According to Noor, “the operating systems of both Android and iOS allow better security to be built into the app compared to a website.”

Maayr at Daraz.pk believes that security concerns are misplaced as customer data is a valuable asset and keeping it secure is not only in the customer’s but also in the e-tailers’ interest and plays an essential part in maintaining the company’s image.

Another challenge is that once apps have been launched, they have to be maintained through regular updates and improvements. Depending on the structure of the app, updating can be a costly and cumbersome process. For context, although Kaymu.pk launched their Android app in January, they have released three updated versions since. However, given the power of the app in driving sales, this is one investment that e-tailers cannot afford to ignore.

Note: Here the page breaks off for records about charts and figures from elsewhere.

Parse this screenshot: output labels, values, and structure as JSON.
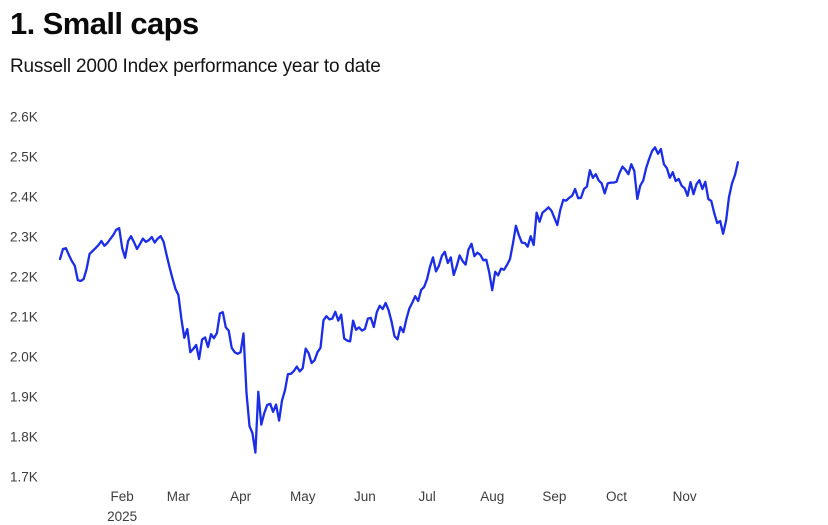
{
  "header": {
    "title": "1. Small caps",
    "subtitle": "Russell 2000 Index performance year to date"
  },
  "chart_data": {
    "type": "line",
    "title": "1. Small caps",
    "subtitle": "Russell 2000 Index performance year to date",
    "series_name": "Russell 2000 Index",
    "line_color": "#1b2de6",
    "axis_label_color": "#3d3d3d",
    "background_color": "#ffffff",
    "grid": false,
    "legend": false,
    "ylim": [
      1700,
      2600
    ],
    "y_ticks": [
      {
        "value": 1700,
        "label": "1.7K"
      },
      {
        "value": 1800,
        "label": "1.8K"
      },
      {
        "value": 1900,
        "label": "1.9K"
      },
      {
        "value": 2000,
        "label": "2.0K"
      },
      {
        "value": 2100,
        "label": "2.1K"
      },
      {
        "value": 2200,
        "label": "2.2K"
      },
      {
        "value": 2300,
        "label": "2.3K"
      },
      {
        "value": 2400,
        "label": "2.4K"
      },
      {
        "value": 2500,
        "label": "2.5K"
      },
      {
        "value": 2600,
        "label": "2.6K"
      }
    ],
    "x_extent": 252,
    "x_ticks": [
      {
        "label": "Feb",
        "index": 21
      },
      {
        "label": "Mar",
        "index": 40
      },
      {
        "label": "Apr",
        "index": 61
      },
      {
        "label": "May",
        "index": 82
      },
      {
        "label": "Jun",
        "index": 103
      },
      {
        "label": "Jul",
        "index": 124
      },
      {
        "label": "Aug",
        "index": 146
      },
      {
        "label": "Sep",
        "index": 167
      },
      {
        "label": "Oct",
        "index": 188
      },
      {
        "label": "Nov",
        "index": 211
      }
    ],
    "year_label": "2025",
    "values": [
      2245,
      2270,
      2272,
      2255,
      2240,
      2228,
      2192,
      2190,
      2195,
      2220,
      2258,
      2265,
      2272,
      2280,
      2290,
      2278,
      2285,
      2295,
      2305,
      2318,
      2322,
      2272,
      2248,
      2290,
      2302,
      2287,
      2270,
      2282,
      2296,
      2288,
      2292,
      2300,
      2286,
      2296,
      2302,
      2288,
      2255,
      2225,
      2196,
      2170,
      2155,
      2095,
      2048,
      2070,
      2012,
      2020,
      2030,
      1995,
      2044,
      2049,
      2025,
      2057,
      2047,
      2060,
      2109,
      2112,
      2074,
      2066,
      2023,
      2012,
      2008,
      2012,
      2059,
      1910,
      1827,
      1810,
      1761,
      1913,
      1831,
      1860,
      1880,
      1883,
      1863,
      1881,
      1841,
      1891,
      1917,
      1957,
      1958,
      1965,
      1976,
      1964,
      1972,
      2021,
      2009,
      1985,
      1992,
      2012,
      2023,
      2092,
      2102,
      2094,
      2096,
      2113,
      2091,
      2106,
      2046,
      2041,
      2039,
      2091,
      2068,
      2074,
      2066,
      2070,
      2096,
      2098,
      2075,
      2112,
      2128,
      2120,
      2135,
      2117,
      2088,
      2052,
      2044,
      2075,
      2062,
      2095,
      2121,
      2136,
      2152,
      2140,
      2168,
      2175,
      2195,
      2226,
      2249,
      2214,
      2228,
      2253,
      2263,
      2235,
      2249,
      2205,
      2227,
      2254,
      2240,
      2231,
      2269,
      2283,
      2252,
      2261,
      2255,
      2242,
      2243,
      2212,
      2167,
      2213,
      2204,
      2221,
      2218,
      2230,
      2245,
      2283,
      2328,
      2305,
      2286,
      2285,
      2276,
      2302,
      2280,
      2361,
      2338,
      2361,
      2367,
      2374,
      2366,
      2348,
      2330,
      2368,
      2393,
      2391,
      2398,
      2403,
      2420,
      2397,
      2398,
      2420,
      2426,
      2467,
      2448,
      2457,
      2441,
      2434,
      2409,
      2434,
      2436,
      2436,
      2438,
      2460,
      2476,
      2468,
      2457,
      2482,
      2465,
      2395,
      2428,
      2441,
      2472,
      2495,
      2515,
      2524,
      2508,
      2520,
      2482,
      2472,
      2448,
      2462,
      2440,
      2445,
      2428,
      2422,
      2403,
      2437,
      2407,
      2432,
      2442,
      2420,
      2438,
      2395,
      2390,
      2360,
      2335,
      2340,
      2308,
      2341,
      2400,
      2434,
      2455,
      2487
    ]
  }
}
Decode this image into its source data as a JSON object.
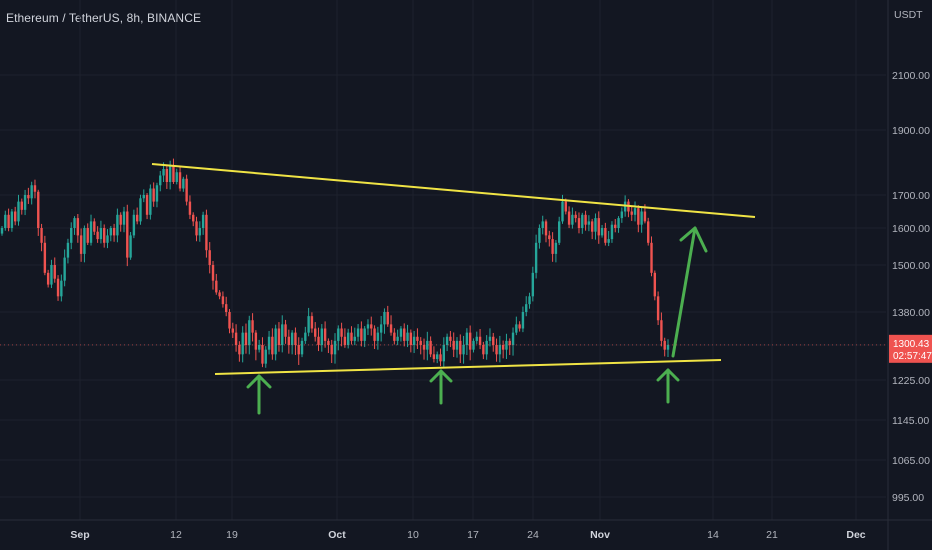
{
  "chart_data": {
    "type": "candlestick",
    "title": "Ethereum / TetherUS, 8h, BINANCE",
    "y_axis_unit": "USDT",
    "y_ticks": [
      2100.0,
      1900.0,
      1700.0,
      1600.0,
      1500.0,
      1380.0,
      1300.0,
      1225.0,
      1145.0,
      1065.0,
      995.0
    ],
    "x_ticks": [
      {
        "label": "Sep",
        "month": true
      },
      {
        "label": "12",
        "month": false
      },
      {
        "label": "19",
        "month": false
      },
      {
        "label": "Oct",
        "month": true
      },
      {
        "label": "10",
        "month": false
      },
      {
        "label": "17",
        "month": false
      },
      {
        "label": "24",
        "month": false
      },
      {
        "label": "Nov",
        "month": true
      },
      {
        "label": "14",
        "month": false
      },
      {
        "label": "21",
        "month": false
      },
      {
        "label": "Dec",
        "month": true
      }
    ],
    "current_price": {
      "value": "1300.43",
      "countdown": "02:57:47"
    },
    "colors": {
      "background": "#131722",
      "up": "#26a69a",
      "down": "#ef5350",
      "trendline": "#f0e445",
      "arrow": "#4caf50",
      "price_label": "#ef5350"
    },
    "series": [
      {
        "name": "",
        "values": [
          1600,
          1640,
          1600,
          1650,
          1620,
          1680,
          1655,
          1700,
          1690,
          1730,
          1710,
          1600,
          1560,
          1480,
          1450,
          1500,
          1465,
          1420,
          1460,
          1520,
          1560,
          1600,
          1630,
          1580,
          1530,
          1600,
          1560,
          1620,
          1590,
          1570,
          1600,
          1560,
          1580,
          1600,
          1580,
          1640,
          1610,
          1650,
          1520,
          1580,
          1640,
          1620,
          1690,
          1700,
          1640,
          1720,
          1680,
          1730,
          1760,
          1780,
          1740,
          1790,
          1740,
          1770,
          1720,
          1750,
          1680,
          1640,
          1620,
          1580,
          1600,
          1640,
          1540,
          1500,
          1460,
          1430,
          1420,
          1400,
          1380,
          1340,
          1330,
          1300,
          1280,
          1330,
          1300,
          1360,
          1330,
          1290,
          1300,
          1260,
          1290,
          1320,
          1280,
          1340,
          1300,
          1350,
          1320,
          1300,
          1330,
          1300,
          1280,
          1310,
          1330,
          1370,
          1340,
          1320,
          1300,
          1340,
          1310,
          1300,
          1280,
          1310,
          1340,
          1320,
          1300,
          1330,
          1310,
          1320,
          1340,
          1310,
          1340,
          1350,
          1340,
          1310,
          1330,
          1350,
          1380,
          1350,
          1330,
          1310,
          1320,
          1340,
          1310,
          1330,
          1300,
          1320,
          1310,
          1300,
          1290,
          1310,
          1280,
          1270,
          1280,
          1265,
          1300,
          1320,
          1310,
          1290,
          1310,
          1280,
          1300,
          1330,
          1290,
          1310,
          1320,
          1300,
          1280,
          1310,
          1320,
          1300,
          1280,
          1300,
          1290,
          1310,
          1300,
          1330,
          1350,
          1340,
          1380,
          1400,
          1420,
          1480,
          1560,
          1600,
          1620,
          1580,
          1570,
          1530,
          1560,
          1620,
          1680,
          1650,
          1610,
          1640,
          1630,
          1600,
          1640,
          1610,
          1620,
          1590,
          1630,
          1580,
          1600,
          1560,
          1570,
          1610,
          1600,
          1630,
          1650,
          1680,
          1650,
          1640,
          1660,
          1610,
          1650,
          1620,
          1560,
          1480,
          1420,
          1360,
          1310,
          1290,
          1300
        ]
      }
    ]
  }
}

Competing with the hundreds of other apps that are vying for space on any individual mobile user’s phone is also a tremendous challenge and as Noor puts it, “the most prominent technological impediment to app usage is limited storage space on the mobile devices of most of the target population.” Therefore e-tailers need to promote their apps effectively in order to fight for storage space on the customer’s device. Engaging customers through loyalty programmes and personalised offerings is one way of doing this.

However, at the end of the day, it is the customer experience which is the deciding factor and both Noor and Maayr agree on this. Apps load faster than websites, store more data, take up lesser bandwidth, and offer a richer visual experience, resulting in greater customer satisfaction when searching for a product or placing an order. Major players such as Daraz.pk and Kaymu.pk have realised that a good customer experience will make or break a company in this market and so launching an app is not enough – promoting it, maintaining it and widening its scope over time are valuable contributors.

Sadia Azam is a blogger and freelance writer.